Twenty minutes later the Chief Inspector had showered, called Reine-Marie and changed into slacks, blue shirt and tie and a camel-hair cardigan. He found Beauvoir in the living room with a beer and potato chips.

“Sure you won’t change your mind, patron?”

It was tempting, Gamache had to admit. But he shook his head.

“I’ll keep a candle in the window,” said Beauvoir, watching the Chief leave.

Ruth’s clapboard home was a couple of houses away and faced the green. It was tiny, with a porch in front and two gables on the second floor. Gamache had been in it before, but always with his notebook out, asking questions. Never as a guest. As he entered all eyes turned and as one they made for him, Myrna reaching him first.

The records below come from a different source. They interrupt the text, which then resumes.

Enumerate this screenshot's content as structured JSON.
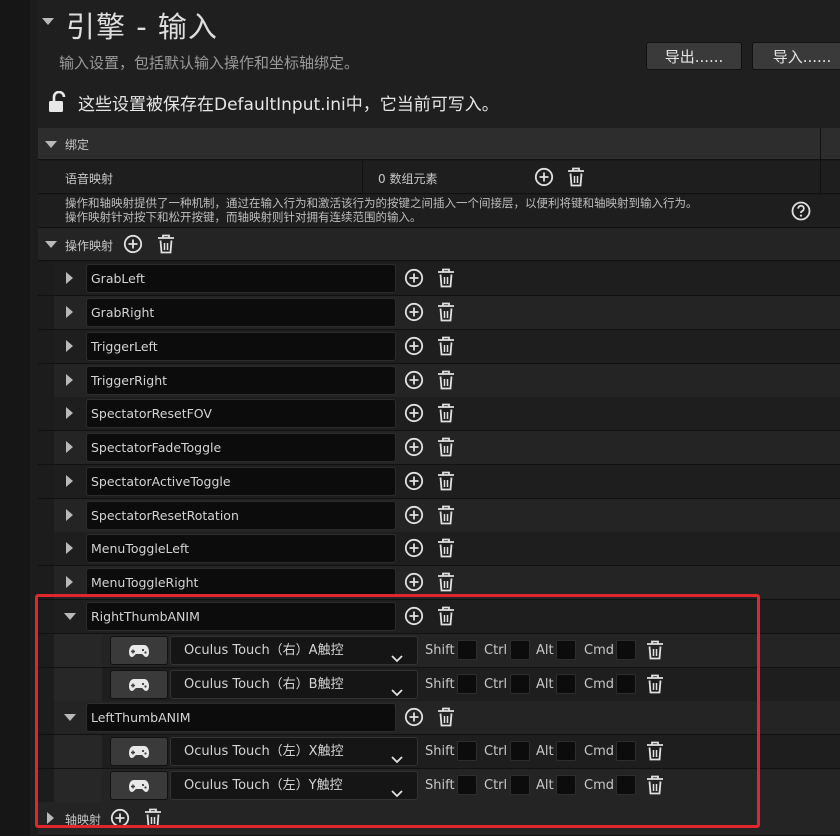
{
  "header": {
    "title": "引擎 - 输入",
    "subtitle": "输入设置，包括默认输入操作和坐标轴绑定。",
    "export_label": "导出......",
    "import_label": "导入......",
    "lock_text": "这些设置被保存在DefaultInput.ini中，它当前可写入。"
  },
  "bindings": {
    "section_label": "绑定",
    "speech_label": "语音映射",
    "speech_value": "0 数组元素",
    "description_line1": "操作和轴映射提供了一种机制，通过在输入行为和激活该行为的按键之间插入一个间接层，以便利将键和轴映射到输入行为。",
    "description_line2": "操作映射针对按下和松开按键，而轴映射则针对拥有连续范围的输入。",
    "action_label": "操作映射",
    "axis_label": "轴映射"
  },
  "actions": [
    {
      "name": "GrabLeft"
    },
    {
      "name": "GrabRight"
    },
    {
      "name": "TriggerLeft"
    },
    {
      "name": "TriggerRight"
    },
    {
      "name": "SpectatorResetFOV"
    },
    {
      "name": "SpectatorFadeToggle"
    },
    {
      "name": "SpectatorActiveToggle"
    },
    {
      "name": "SpectatorResetRotation"
    },
    {
      "name": "MenuToggleLeft"
    },
    {
      "name": "MenuToggleRight"
    },
    {
      "name": "RightThumbANIM"
    },
    {
      "name": "LeftThumbANIM"
    }
  ],
  "keys": [
    {
      "key": "Oculus Touch（右）A触控"
    },
    {
      "key": "Oculus Touch（右）B触控"
    },
    {
      "key": "Oculus Touch（左）X触控"
    },
    {
      "key": "Oculus Touch（左）Y触控"
    }
  ],
  "modifiers": {
    "shift": "Shift",
    "ctrl": "Ctrl",
    "alt": "Alt",
    "cmd": "Cmd"
  },
  "colors": {
    "highlight": "#e1262c",
    "background": "#1a1a1a"
  }
}
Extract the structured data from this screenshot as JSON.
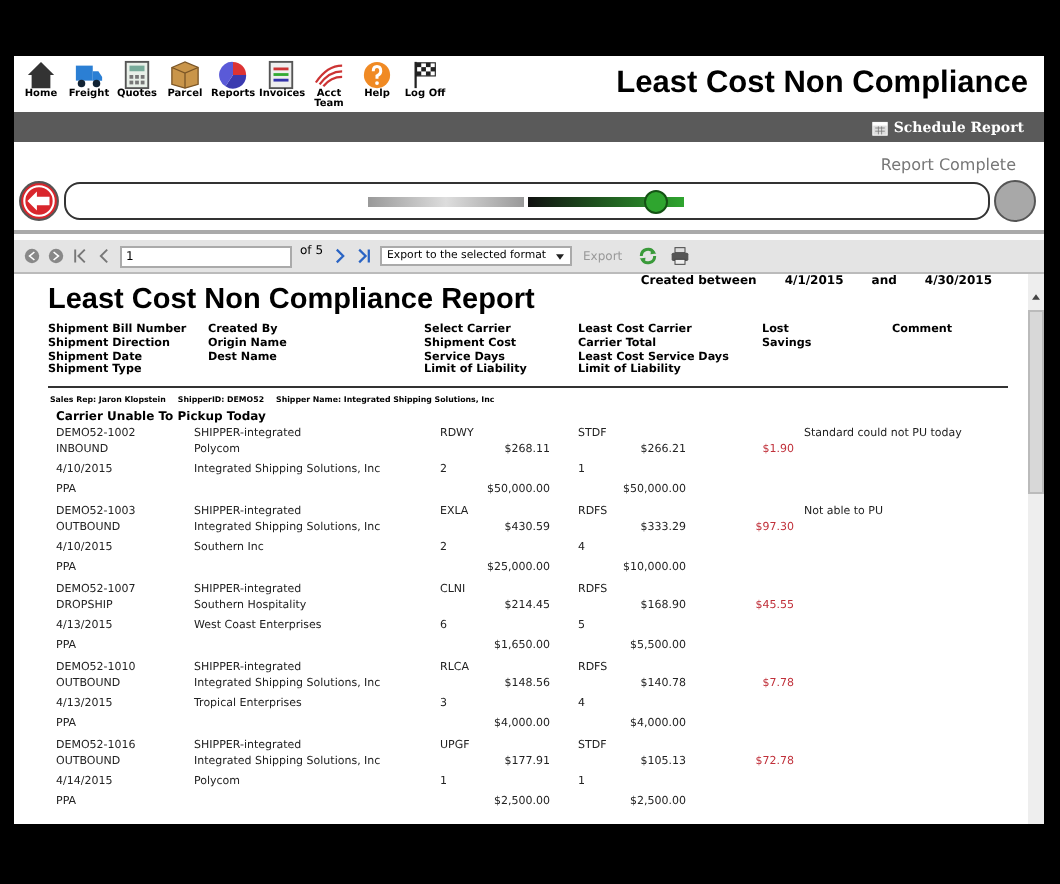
{
  "header": {
    "nav_items": [
      {
        "label": "Home"
      },
      {
        "label": "Freight"
      },
      {
        "label": "Quotes"
      },
      {
        "label": "Parcel"
      },
      {
        "label": "Reports"
      },
      {
        "label": "Invoices"
      },
      {
        "label": "Acct Team"
      },
      {
        "label": "Help"
      },
      {
        "label": "Log Off"
      }
    ],
    "title": "Least Cost Non Compliance"
  },
  "action_bar": {
    "schedule_button": "Schedule Report"
  },
  "progress": {
    "status": "Report Complete"
  },
  "toolbar": {
    "page": "1",
    "page_count": "of 5",
    "export_select": "Export to the selected format",
    "export_button": {
      "label": "Export",
      "disabled": true
    }
  },
  "report": {
    "title": "Least Cost Non Compliance Report",
    "created_label": "Created between",
    "start_date": "4/1/2015",
    "and_label": "and",
    "end_date": "4/30/2015",
    "column_headers": [
      [
        "Shipment Bill Number",
        "Shipment Direction",
        "Shipment Date",
        "Shipment Type"
      ],
      [
        "Created By",
        "Origin Name",
        "Dest Name"
      ],
      [
        "Select Carrier",
        "Shipment Cost",
        "Service Days",
        "Limit of Liability"
      ],
      [
        "Least Cost Carrier",
        "Carrier Total",
        "Least Cost Service Days",
        "Limit of Liability"
      ],
      [
        "Lost",
        "Savings"
      ],
      [
        "Comment"
      ]
    ],
    "filters": [
      "Sales Rep: Jaron Klopstein",
      "ShipperID: DEMO52",
      "Shipper Name: Integrated Shipping Solutions, Inc"
    ],
    "section_title": "Carrier Unable To Pickup Today",
    "records": [
      {
        "bill_number": "DEMO52-1002",
        "created_by": "SHIPPER-integrated",
        "select_carrier": "RDWY",
        "least_cost_carrier": "STDF",
        "comment": "Standard could not PU today",
        "direction": "INBOUND",
        "origin": "Polycom",
        "shipment_cost": "$268.11",
        "carrier_total": "$266.21",
        "lost_savings": "$1.90",
        "date": "4/10/2015",
        "dest": "Integrated Shipping Solutions, Inc",
        "service_days": "2",
        "lc_service_days": "1",
        "type": "PPA",
        "limit": "$50,000.00",
        "lc_limit": "$50,000.00"
      },
      {
        "bill_number": "DEMO52-1003",
        "created_by": "SHIPPER-integrated",
        "select_carrier": "EXLA",
        "least_cost_carrier": "RDFS",
        "comment": "Not able to PU",
        "direction": "OUTBOUND",
        "origin": "Integrated Shipping Solutions, Inc",
        "shipment_cost": "$430.59",
        "carrier_total": "$333.29",
        "lost_savings": "$97.30",
        "date": "4/10/2015",
        "dest": "Southern Inc",
        "service_days": "2",
        "lc_service_days": "4",
        "type": "PPA",
        "limit": "$25,000.00",
        "lc_limit": "$10,000.00"
      },
      {
        "bill_number": "DEMO52-1007",
        "created_by": "SHIPPER-integrated",
        "select_carrier": "CLNI",
        "least_cost_carrier": "RDFS",
        "direction": "DROPSHIP",
        "origin": "Southern Hospitality",
        "shipment_cost": "$214.45",
        "carrier_total": "$168.90",
        "lost_savings": "$45.55",
        "date": "4/13/2015",
        "dest": "West Coast Enterprises",
        "service_days": "6",
        "lc_service_days": "5",
        "type": "PPA",
        "limit": "$1,650.00",
        "lc_limit": "$5,500.00"
      },
      {
        "bill_number": "DEMO52-1010",
        "created_by": "SHIPPER-integrated",
        "select_carrier": "RLCA",
        "least_cost_carrier": "RDFS",
        "direction": "OUTBOUND",
        "origin": "Integrated Shipping Solutions, Inc",
        "shipment_cost": "$148.56",
        "carrier_total": "$140.78",
        "lost_savings": "$7.78",
        "date": "4/13/2015",
        "dest": "Tropical Enterprises",
        "service_days": "3",
        "lc_service_days": "4",
        "type": "PPA",
        "limit": "$4,000.00",
        "lc_limit": "$4,000.00"
      },
      {
        "bill_number": "DEMO52-1016",
        "created_by": "SHIPPER-integrated",
        "select_carrier": "UPGF",
        "least_cost_carrier": "STDF",
        "direction": "OUTBOUND",
        "origin": "Integrated Shipping Solutions, Inc",
        "shipment_cost": "$177.91",
        "carrier_total": "$105.13",
        "lost_savings": "$72.78",
        "date": "4/14/2015",
        "dest": "Polycom",
        "service_days": "1",
        "lc_service_days": "1",
        "type": "PPA",
        "limit": "$2,500.00",
        "lc_limit": "$2,500.00"
      }
    ]
  }
}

“For pity’s sake, did you bring your gun?”

“I don’t have one.”

“What d’you mean, you don’t have one?”

“They’re dangerous. Why do you want it?”

“So you can shoot her. She’s trying to kill us.” Myrna grabbed Gamache’s sleeve and pointed to Ruth who was circulating among her guests wearing a frilly apron and carrying a bright orange plastic tray.

“Actually,” said Gabri, “she’s trying to kidnap us and take us back to 1950.”

“Probably the last time she entertained,” said Myrna.

“Hors d’oeuvre, old fruit?” Ruth spotted her new guest and bore down upon him.

Gabri and Olivier turned to each other. “She means you.”

Incredibly, she actually meant Gamache.

“Lord love a duck,” said Ruth, in a very bad British accent. Behind Ruth waddled Rosa.

“She started speaking like that as soon as we arrived,” said Myrna, backing away from the tray and knocking over a stack of Times Literary Supplements. Gamache could see saltine crackers sliding around on the orange tray, smeared with brown stuff he hoped was peanut butter. “I remember reading something about this,” Myrna continued. “People speaking in accents after a brain injury.”

“Is being possessed by the devil considered a brain injury?” asked Gabri. “She’s speaking in tongues.”